I tend to use warm in the same way as you describe, but I also suspect that as fruit and tannins mellow and soften, the alcohol is there, mostly unchanged and becomes a little more apparent as desirable warmth in the absence of the sharper youthful flavours.
Mahmoud Ali wrote:Drinking a wine at a "cool" 16-18 degrees, if you detect heat or warmth as a distinct, separate sensation then my guess is the wine can be described as hot, a little or a lot depending on the degree to which it makes itself known. If the wine is rich, fleshy, ripe and warm, all together in an integrated way, then you needn't worry about talking about alcohol levels or the "warmth" of the wine as a separate quality.
Methinks that the effort to distinguish a difference between warm and hot is perhaps an attempt to defend the the rise of so many high alcohol wines and the predictable reaction to them.
Since I raised the topic I can answer categorically that I'm not defending high alcohol wines per se, especially the soft, flabby unbalanced ones. But I do think the current fuss in the wine and popular press about high-alcohol wines has been a bit carried away in the push for moderation in alcohol consumption due to widespread abuse.
I don't think the alcohol abusers are going to seek out $30 Warrabilla reds as their drink of choice, or that the people who generally buy those sort of wines are often alcohol abusers or addicts.
As one wine producer wrote to me about this topic:
"It amuses me when I see a critic praising richness of flavour and soft mouthfeel and then saying the wine would be better if it was 1% less alcohol. They do not seem to realise that it would then have less richness and mouthfeel. You can't just dial in the numbers."

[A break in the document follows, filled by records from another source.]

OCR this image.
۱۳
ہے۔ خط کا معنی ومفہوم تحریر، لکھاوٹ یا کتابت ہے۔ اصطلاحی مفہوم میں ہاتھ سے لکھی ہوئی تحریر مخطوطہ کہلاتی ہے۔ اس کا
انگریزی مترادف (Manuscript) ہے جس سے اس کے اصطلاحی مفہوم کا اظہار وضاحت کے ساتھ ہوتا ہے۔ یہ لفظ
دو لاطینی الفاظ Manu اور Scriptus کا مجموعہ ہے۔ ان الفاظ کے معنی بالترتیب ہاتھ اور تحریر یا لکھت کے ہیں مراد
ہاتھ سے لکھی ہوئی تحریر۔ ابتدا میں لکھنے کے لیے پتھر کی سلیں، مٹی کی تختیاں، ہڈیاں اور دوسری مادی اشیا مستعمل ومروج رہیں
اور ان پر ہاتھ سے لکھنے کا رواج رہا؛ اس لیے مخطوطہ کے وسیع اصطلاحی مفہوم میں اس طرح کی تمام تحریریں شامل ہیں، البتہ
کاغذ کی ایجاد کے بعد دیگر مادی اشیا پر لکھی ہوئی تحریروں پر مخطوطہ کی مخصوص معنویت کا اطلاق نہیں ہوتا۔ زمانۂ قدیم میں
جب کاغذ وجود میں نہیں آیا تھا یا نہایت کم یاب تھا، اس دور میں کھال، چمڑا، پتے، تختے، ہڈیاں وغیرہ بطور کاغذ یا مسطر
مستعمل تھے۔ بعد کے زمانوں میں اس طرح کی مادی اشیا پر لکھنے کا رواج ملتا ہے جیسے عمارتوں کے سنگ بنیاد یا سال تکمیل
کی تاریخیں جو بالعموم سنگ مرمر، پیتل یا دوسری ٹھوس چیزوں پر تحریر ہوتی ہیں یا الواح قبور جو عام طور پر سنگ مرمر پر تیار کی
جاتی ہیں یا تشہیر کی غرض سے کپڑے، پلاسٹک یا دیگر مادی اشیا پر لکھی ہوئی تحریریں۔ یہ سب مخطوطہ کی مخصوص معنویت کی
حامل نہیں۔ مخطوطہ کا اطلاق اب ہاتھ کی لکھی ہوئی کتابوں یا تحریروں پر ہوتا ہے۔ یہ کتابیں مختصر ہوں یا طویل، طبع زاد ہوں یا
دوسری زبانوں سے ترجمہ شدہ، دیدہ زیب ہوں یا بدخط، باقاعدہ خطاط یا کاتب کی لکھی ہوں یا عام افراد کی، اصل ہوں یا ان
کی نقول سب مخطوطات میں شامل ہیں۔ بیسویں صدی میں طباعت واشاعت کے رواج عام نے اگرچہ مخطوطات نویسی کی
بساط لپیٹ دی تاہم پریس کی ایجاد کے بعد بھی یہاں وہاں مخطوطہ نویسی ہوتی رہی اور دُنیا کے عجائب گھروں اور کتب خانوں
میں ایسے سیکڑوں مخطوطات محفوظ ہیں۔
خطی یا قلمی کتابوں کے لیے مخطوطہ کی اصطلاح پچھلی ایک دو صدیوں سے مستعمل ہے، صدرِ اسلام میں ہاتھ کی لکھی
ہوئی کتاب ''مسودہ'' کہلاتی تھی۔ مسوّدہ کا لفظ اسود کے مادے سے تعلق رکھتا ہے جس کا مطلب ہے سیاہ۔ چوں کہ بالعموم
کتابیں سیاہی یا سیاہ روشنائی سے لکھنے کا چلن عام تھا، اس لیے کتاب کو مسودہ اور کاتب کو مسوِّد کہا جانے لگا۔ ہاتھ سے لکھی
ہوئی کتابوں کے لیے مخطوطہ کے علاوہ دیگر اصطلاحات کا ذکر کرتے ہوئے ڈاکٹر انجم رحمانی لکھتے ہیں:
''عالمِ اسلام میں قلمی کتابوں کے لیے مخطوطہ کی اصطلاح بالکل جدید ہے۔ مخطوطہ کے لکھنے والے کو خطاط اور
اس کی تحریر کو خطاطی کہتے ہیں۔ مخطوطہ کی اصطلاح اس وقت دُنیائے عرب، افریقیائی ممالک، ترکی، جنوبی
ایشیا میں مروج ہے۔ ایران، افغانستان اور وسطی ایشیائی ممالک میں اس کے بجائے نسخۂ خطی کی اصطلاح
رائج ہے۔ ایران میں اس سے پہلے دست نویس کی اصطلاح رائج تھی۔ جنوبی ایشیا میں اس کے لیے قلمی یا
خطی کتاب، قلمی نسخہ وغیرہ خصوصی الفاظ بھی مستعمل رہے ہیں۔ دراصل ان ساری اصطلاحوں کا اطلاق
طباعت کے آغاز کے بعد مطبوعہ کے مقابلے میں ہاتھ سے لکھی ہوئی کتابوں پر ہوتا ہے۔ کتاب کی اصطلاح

The market will decide, if politicians don't intervene, if people keep buying the wines, they will continue to be made as many areas of Australia simply produce grapes that are properly ripe at high baume levels and not before. Certainly viticultural practices can modify this to some extent, but in the words of Drew Noon:
"We never decided to make that style of wine. That's what we have to make. If you were here, you would be making them too. The fruit we've got dictates the style. You couldn't make anything else. You could make lighter wines but they would not be as good because they would not be the best expression of the site. We don't let them hang out there for the sake of it; sometimes we can't get them in fast enough.”